When we began trying to have a second child, at three months I miscarried again, same problem. This time I had researched the whole childbearing business a lot better, so understood and coped a lot better. Unfortunately, this time we had already told everyone we were expecting, so the loss was greater, but so was the support. I realized, though, that other people gave it a lot more importance thn I did. I began paying more attention to other people’s experiences with abortion and miscarraige, trying to understand why people handle one or the other or both so differently.

My sixth pregnancy resulted in another beautiful, healthy child whose smile makes the sun seem pale and gives us a new reason to live every day.

We had made a very carefully considered decision to have only two children, so when we foolishly slipped during a celebration of an important event, we agreed there was no question about having having another. I aborted as soon as possible. Again, there has been no regret.

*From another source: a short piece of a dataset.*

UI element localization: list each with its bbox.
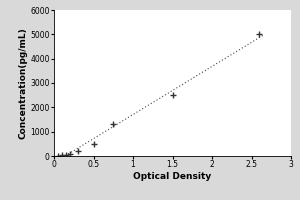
- Y-axis label: Concentration(pg/mL): Concentration(pg/mL): [19, 27, 28, 139]
- X-axis label: Optical Density: Optical Density: [134, 172, 212, 181]
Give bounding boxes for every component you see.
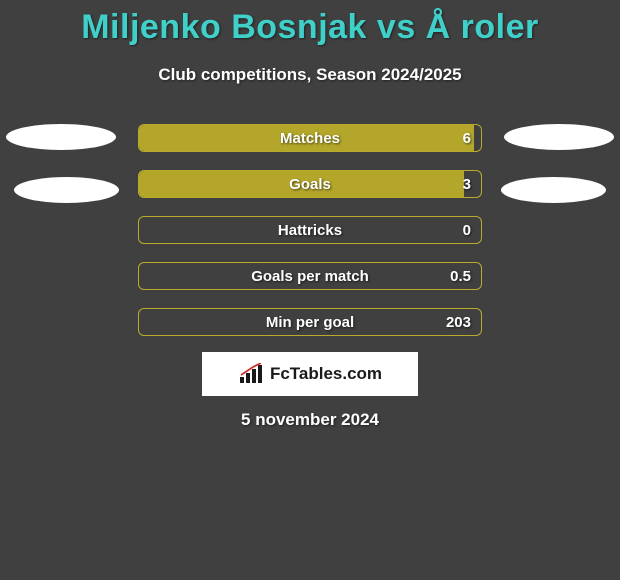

Where would the first embryo be? Or the second, third, fifth, seventh? I do not speculate. I am proud to be raising two amazing daughters who know they are loved and who have the potential to do wonderful things in their own lives. The best thing I canpass to them from my experiences is the knowledge to help them make good choices, and the freedom from guilt that comes from living in a real world, not one buried in superstition. The crucial choice in any life is not about sex or abortion, but about the thoughts each person allows themself.